My first Wrap on Seeker blank. I may be able to fish with this November  
I know this is pathetic compare to you all veteran's stuff, but I think it looks OK for first time. Will try underwrap and more complex wrap on next rod


----------



## notso (Jul 18, 2005)

Skate_Magnet said:


> I know this is pathetic compare to you all veteran's stuff, but I think it looks OK for first time. QUOTE]
> 
> 
> It looks pretty cool to me...


----------



## b12823 (Jun 26, 2006)

Appears to be real nice! . I like it.


----------



## barty b (Dec 31, 2004)

Nothing "pathetic" about that man! Very nice,don't sell yourself short.


----------



## Skate_Magnet (Sep 24, 2002)

*Grip*

Finished putting on the grip (split grip).
I decided to use bicycle handle tape  
I don't know how durable this will be, but at least it feels comfortable and will be easy to replace.


----------



## chilehead2 (Jun 20, 2006)

*bike wrap*

I used bike wrap on 2 rods I made 10 yrs ago. I overwraped the top and bottom of the wrap and rolled epoxyed the thread wraps. I ve had a 2/0 newell with the reel clamp and have never had a prob.


----------



## Skate_Magnet (Sep 24, 2002)

*Finished*

Finished the first rod...
Didn't came out quite good as I'd like, but learned a lot while doing so. Next rod will be much better and I now have confidence to make the full blown surf rod. 
Can't wait to catch a fish on this rod


----------



## AL_N_VB (Apr 3, 2002)

pretty work


----------



## Skate_Magnet (Sep 24, 2002)

*Finish cure time*

Quick question... How long should I let the flexcoat cure for?
The finish was put on this Monday... Is it safe to fish them on Saturday?


----------



## AtlantaKing (Jul 7, 2002)

I usually let it cure 48-72 hours just to be safe, so it should be fine on Saturday. Nice rod.


----------



## AL_N_VB (Apr 3, 2002)

Notta a custom builder, nor did I stay in a Holiday Inn Express...but of the customs I have...my builder..Lou aka Heaver....sez the curing time of the flex coat depends on the relative humidity and the temperture of the room the rod is curing....the warmer the room, the quicker the flex coat will dry, and the oppisite if the rod is drying in a cool damp room...like I said..not an expert...but I have had my hand slapped for getting too close to the cookie jar.

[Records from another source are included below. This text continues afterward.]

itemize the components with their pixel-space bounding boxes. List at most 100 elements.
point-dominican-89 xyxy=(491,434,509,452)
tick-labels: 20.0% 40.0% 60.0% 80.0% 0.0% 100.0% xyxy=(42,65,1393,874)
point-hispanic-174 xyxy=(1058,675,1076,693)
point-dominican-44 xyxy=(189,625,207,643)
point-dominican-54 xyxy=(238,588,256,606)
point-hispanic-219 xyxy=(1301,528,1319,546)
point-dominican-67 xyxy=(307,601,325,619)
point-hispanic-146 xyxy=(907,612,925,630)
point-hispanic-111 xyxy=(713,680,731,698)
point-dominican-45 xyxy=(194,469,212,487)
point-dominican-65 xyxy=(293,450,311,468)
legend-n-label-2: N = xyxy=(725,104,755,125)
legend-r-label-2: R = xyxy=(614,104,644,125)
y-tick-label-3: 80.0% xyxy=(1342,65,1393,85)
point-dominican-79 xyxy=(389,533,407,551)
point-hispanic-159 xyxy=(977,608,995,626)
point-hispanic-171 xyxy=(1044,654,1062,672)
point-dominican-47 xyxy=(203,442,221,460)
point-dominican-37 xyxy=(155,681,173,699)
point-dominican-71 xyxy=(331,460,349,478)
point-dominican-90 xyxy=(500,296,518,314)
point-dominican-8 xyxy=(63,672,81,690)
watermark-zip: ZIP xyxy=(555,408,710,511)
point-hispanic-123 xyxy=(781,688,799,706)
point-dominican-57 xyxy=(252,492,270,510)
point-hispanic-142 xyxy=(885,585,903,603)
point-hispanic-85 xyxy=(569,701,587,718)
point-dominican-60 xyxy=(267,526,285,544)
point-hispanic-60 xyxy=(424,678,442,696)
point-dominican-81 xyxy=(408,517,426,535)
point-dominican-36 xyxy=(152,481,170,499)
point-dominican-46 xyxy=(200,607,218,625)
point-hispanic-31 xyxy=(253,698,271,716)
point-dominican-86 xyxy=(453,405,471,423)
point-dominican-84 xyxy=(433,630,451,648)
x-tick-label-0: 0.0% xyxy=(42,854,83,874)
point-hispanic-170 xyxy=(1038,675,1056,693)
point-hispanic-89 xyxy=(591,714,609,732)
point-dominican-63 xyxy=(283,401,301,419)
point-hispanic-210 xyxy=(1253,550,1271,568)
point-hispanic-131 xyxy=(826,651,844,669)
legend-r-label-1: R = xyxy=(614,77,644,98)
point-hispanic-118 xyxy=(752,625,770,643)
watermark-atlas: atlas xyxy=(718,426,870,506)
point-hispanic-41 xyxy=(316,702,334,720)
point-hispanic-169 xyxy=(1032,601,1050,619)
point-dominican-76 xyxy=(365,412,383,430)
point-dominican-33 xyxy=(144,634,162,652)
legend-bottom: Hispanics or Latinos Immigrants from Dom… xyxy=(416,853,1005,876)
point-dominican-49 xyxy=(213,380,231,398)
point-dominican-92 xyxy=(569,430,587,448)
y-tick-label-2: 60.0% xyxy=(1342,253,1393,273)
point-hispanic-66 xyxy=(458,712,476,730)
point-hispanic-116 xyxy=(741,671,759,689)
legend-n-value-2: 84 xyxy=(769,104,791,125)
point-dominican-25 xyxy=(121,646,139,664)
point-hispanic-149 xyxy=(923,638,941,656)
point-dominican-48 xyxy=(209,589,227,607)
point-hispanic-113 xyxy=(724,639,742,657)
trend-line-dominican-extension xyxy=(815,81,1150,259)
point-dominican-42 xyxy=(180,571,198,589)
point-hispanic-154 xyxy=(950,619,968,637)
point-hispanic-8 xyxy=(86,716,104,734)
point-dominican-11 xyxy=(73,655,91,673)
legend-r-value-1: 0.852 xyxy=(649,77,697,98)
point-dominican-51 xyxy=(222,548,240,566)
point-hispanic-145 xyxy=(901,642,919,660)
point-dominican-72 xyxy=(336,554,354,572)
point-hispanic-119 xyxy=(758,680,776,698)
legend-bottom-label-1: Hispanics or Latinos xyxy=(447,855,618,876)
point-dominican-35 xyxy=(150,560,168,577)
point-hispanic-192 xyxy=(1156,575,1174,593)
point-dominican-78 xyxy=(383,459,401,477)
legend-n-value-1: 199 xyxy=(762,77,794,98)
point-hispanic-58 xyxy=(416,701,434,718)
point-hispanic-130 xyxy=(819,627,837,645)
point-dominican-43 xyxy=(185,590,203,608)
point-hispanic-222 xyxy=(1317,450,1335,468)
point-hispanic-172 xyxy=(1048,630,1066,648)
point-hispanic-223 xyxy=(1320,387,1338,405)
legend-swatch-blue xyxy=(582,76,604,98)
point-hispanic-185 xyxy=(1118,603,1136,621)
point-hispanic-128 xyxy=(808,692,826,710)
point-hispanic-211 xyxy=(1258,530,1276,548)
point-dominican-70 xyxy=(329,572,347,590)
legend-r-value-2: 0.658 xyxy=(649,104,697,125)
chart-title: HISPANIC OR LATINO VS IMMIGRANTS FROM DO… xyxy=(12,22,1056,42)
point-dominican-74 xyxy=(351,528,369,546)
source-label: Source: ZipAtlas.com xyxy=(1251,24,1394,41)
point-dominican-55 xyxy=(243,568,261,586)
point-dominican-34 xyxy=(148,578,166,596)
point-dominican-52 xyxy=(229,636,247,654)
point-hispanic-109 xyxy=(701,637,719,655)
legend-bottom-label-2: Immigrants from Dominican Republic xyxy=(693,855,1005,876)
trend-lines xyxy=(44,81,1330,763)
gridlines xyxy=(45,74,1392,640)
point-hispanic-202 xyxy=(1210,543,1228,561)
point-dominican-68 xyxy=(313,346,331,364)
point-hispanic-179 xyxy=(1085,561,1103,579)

Send Lou or a local rod builder....we have a few on this board, a PM...I am pretty sure they can guide ya to the right answer.


----------



## RuddeDogg (Mar 20, 2004)

*Nice*

That looks good. I start my rod building class in january.


----------



## Skate_Magnet (Sep 24, 2002)

*...*

The weather is supposed to be crappy on Saturday... I guess I wait till Sunday.
Ruddedog, is the class paid or free? Who's hosting it?


----------



## RuddeDogg (Mar 20, 2004)

*Rod Building class*

It costs $75.00 for the class and $5.00 for materials. It is put on by The Cape May County Vo-Tech school. Next class is Januarl 17, 2007. One nite a week for 10 weeks. I think its every Wednesday. I think the number is 609-465-3064. Give it a call.


----------